Despite minimal changes in the USDA’s March World Agricultural Supply and Demand Estimates on Wednesday, analysts saw a few positive signals.
India’s production of wheat dropped by 2.5 million tons, something that may turn the tide in a world awash with grain (and beans), said Kevin McNew, an analyst and founder of Grain Hedge in Bozeman, Mt.
Another bright sign is the upward value of Brazil’s real, making it tougher on that country’s exports. The U.S. soybean production strong record of consistency, which also is a plus for producers.
“I think this is as good as it gets. Farmers, who keep producing, need to figure out what do with lows for corn and beans,” McNew said.
Those growers are facing some significant market headwinds right now. “The rest of the world produces lots of corn and soybeans too,” Tom Grisafi, of Advance Trading in Bloomington, Ill., who said huge short positions held by hedge funds and the strong U.S. dollar are also adding to the downward pressure on prices.
Markets React Little to USDA Reports
Here are the key numbers from Wednesday's data release:
Corn: U.S. corn ending stocks were unchanged at 1.837 billion bu., which was lower than the trade’s projection of 1.854 billion bu. Exports also remained the same at 1.650 billion bu. Corn use for ethanol decreased by an estimated 9 million bu. Global corn ending stocks were down 1.8 million tons, reflecting smaller stocks in Brazil.
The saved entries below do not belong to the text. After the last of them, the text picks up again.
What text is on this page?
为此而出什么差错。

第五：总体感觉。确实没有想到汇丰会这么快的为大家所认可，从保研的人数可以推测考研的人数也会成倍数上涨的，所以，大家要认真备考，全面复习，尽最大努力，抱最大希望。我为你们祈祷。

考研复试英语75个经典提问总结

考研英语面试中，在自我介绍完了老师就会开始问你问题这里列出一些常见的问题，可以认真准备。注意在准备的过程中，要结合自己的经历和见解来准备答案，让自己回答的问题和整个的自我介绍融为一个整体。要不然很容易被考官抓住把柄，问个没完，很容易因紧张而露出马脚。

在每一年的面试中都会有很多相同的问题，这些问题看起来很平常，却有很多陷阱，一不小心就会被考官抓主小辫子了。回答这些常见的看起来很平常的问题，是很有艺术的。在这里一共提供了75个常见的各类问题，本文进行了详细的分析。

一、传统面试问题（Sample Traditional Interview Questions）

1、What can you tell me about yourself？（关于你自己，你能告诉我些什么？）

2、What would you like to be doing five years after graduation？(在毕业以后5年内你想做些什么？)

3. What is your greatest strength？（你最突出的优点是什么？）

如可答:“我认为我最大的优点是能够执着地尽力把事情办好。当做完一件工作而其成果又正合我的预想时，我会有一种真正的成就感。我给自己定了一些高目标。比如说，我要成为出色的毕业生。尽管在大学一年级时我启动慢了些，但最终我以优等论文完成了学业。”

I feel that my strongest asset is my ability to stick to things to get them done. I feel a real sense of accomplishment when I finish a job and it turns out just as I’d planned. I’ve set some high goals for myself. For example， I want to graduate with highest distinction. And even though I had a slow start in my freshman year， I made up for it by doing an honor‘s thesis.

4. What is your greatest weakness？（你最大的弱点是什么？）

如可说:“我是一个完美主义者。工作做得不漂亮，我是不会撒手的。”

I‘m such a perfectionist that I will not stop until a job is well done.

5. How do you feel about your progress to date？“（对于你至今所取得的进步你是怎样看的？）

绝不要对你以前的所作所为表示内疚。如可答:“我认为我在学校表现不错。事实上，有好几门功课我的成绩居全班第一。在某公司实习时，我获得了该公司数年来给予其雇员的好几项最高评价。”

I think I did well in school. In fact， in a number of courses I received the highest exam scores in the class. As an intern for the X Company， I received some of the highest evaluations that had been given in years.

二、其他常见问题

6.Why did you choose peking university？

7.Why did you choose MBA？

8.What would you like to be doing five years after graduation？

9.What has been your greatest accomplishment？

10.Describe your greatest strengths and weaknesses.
Soybeans: U.S. ending stocks were 460 million bu., which was slightly higher than the average trade forecast of 452 million bu. USDA also adjusted soybean production to 3.929 billion bu. after resurveying South Carolina producers. U.S. soybean trade projections are unchanged.
Wheat: U.S. heat stocks were unchanged at 966 million bu., which was lower than the average trade expectation of 975 million bu. Exports remained the same at 775 million bu. Hard red winter wheat exports were up by 10 million bu.; hard red spring wheat exports were down by the same amount. Global wheat supplies were lowered 3.3 million tons on lower production, but supplies remain at record high levels.
Analysts at Water Street Solutions described the report as a "non-event" for U.S. numbers and a "little friendly" for world numbers and said the focus for farmers now would be on spring weather.
In post-report trading, corn was mostly a penny lower, soybeans mostly 3 to 4 cents lower, and wheat 1 to 2 cents lower, according to Pro Farmer.